City in Mazandaran province, Iran

Mahmudabad (محمودآباد) (Note: Also romanized as Mahmoud Abad and Maḥmūdâbâd) (MA or M.A.) is a city in the Central District of Mahmudabad County, Mazandaran province, Iran, serving as capital of both the county and the district. The city is on the Caspian Sea.

Mahmudabad, which was once part of Amol County and served as its port, has a humid subtropical climate with cool and humid winters.

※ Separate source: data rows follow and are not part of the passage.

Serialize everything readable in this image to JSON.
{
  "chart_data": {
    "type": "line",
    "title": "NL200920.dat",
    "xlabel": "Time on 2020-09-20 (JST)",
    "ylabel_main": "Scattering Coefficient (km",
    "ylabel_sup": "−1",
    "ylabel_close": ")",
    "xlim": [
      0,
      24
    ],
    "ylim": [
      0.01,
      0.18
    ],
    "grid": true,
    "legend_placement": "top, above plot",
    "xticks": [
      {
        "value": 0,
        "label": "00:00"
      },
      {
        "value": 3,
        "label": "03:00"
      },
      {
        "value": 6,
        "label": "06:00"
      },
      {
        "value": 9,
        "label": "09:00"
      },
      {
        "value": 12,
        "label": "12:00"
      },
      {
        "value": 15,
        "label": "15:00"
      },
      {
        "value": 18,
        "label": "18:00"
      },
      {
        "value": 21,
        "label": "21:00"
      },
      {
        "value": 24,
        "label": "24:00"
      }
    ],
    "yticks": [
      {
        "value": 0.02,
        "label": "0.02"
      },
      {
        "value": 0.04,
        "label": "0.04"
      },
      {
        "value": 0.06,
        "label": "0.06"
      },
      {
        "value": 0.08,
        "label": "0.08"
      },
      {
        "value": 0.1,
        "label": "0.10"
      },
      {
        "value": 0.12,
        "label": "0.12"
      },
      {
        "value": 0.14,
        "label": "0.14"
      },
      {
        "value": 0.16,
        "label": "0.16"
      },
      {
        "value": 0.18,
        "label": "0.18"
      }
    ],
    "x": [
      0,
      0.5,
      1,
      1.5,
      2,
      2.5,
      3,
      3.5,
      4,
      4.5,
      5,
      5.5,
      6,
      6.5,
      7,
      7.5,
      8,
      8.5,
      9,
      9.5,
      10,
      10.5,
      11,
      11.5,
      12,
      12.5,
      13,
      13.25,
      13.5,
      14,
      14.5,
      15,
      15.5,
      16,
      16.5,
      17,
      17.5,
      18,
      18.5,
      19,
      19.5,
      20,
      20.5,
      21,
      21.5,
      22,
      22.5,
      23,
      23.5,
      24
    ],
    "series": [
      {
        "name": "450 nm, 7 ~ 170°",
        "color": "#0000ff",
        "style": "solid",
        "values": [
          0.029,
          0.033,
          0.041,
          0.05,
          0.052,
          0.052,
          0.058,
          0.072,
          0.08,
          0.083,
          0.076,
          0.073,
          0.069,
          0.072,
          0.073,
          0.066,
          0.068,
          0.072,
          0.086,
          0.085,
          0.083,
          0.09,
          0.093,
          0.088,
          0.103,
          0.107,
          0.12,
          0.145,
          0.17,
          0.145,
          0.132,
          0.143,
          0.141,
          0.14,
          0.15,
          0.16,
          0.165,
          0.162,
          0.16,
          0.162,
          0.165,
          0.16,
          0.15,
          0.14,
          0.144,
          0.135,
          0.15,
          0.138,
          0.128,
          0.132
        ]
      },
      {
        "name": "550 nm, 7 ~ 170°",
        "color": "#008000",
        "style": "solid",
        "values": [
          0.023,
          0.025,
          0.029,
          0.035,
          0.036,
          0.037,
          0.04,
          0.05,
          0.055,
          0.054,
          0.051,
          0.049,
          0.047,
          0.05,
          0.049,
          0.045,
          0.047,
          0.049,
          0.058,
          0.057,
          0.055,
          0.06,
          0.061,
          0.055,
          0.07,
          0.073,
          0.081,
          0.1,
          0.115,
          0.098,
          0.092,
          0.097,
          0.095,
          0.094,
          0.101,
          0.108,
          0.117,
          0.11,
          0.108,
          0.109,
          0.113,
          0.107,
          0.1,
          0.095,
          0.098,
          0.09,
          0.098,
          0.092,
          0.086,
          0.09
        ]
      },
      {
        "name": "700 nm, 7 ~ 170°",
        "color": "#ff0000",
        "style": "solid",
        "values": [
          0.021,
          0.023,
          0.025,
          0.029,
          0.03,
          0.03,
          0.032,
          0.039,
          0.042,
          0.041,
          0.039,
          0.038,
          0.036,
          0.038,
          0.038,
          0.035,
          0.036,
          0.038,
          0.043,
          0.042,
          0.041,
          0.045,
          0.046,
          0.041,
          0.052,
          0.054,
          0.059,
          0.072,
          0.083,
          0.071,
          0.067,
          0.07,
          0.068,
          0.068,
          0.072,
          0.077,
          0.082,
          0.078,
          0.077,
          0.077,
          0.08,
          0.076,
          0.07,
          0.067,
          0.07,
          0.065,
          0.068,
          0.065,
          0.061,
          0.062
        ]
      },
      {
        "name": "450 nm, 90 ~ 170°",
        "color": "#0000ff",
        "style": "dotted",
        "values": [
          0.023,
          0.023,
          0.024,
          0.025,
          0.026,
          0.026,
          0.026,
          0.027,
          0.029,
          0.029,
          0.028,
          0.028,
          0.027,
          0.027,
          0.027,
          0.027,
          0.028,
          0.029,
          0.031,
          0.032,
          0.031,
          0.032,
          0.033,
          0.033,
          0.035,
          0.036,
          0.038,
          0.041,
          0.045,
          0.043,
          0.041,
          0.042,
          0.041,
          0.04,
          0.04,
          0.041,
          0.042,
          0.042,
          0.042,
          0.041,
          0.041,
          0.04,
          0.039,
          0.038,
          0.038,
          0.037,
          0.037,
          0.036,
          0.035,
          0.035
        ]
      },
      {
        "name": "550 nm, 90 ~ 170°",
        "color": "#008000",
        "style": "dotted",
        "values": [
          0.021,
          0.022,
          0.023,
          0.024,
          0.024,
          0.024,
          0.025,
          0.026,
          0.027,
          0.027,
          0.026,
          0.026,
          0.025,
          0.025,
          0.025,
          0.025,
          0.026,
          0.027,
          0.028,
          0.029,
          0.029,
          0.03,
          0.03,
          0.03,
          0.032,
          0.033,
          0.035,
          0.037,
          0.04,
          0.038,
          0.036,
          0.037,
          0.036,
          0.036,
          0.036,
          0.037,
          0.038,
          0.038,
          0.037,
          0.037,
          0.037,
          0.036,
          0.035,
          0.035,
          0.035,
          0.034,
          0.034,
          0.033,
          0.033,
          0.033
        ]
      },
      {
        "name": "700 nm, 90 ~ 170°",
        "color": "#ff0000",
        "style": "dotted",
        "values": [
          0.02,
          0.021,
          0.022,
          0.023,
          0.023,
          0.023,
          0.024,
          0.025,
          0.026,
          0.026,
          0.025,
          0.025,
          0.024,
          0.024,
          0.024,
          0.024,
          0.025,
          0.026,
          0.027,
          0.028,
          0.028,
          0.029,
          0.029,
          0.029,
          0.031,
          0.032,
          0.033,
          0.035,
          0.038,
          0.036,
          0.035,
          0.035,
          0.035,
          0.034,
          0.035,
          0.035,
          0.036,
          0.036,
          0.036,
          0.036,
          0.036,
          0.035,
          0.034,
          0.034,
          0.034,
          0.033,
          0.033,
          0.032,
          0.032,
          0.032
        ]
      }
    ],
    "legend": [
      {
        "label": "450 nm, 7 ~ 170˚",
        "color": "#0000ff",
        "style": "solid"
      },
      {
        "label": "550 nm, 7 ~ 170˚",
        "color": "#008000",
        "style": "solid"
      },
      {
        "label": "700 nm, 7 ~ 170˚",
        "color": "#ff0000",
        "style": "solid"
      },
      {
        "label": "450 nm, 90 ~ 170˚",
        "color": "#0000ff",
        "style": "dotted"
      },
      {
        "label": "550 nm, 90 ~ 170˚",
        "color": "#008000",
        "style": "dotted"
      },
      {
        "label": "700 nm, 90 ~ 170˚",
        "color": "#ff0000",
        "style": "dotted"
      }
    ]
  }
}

The history of the city goes back to 1889 when Haj Mohammad Hassan Khan began development efforts in the city during the reign of Naser al-Din Shah Qajar (1831–1896). He undertook the construction of a mosque, a caravanserai (later a fortress), a port, a bathhouse, a commercial building, and residential structures. Some of the city's neighborhoods include: Tuska Mahalleh, Ahu Mahalleh, Talik Sar and Surakh Mazu (Sofla, Vosta and Olya).

==Demographics==
People of the city speak Mazanderani and Perisan languages.

===Population===
The 1996 national census recorded a population of 19,883 people. At the time of the 2006 National Census, the city's population was 27,561 in 7,513 households. The following census in 2011 counted 31,771 people in 9,572 households. The 2016 census measured the population of the city as 31,844 people in 10,399 households.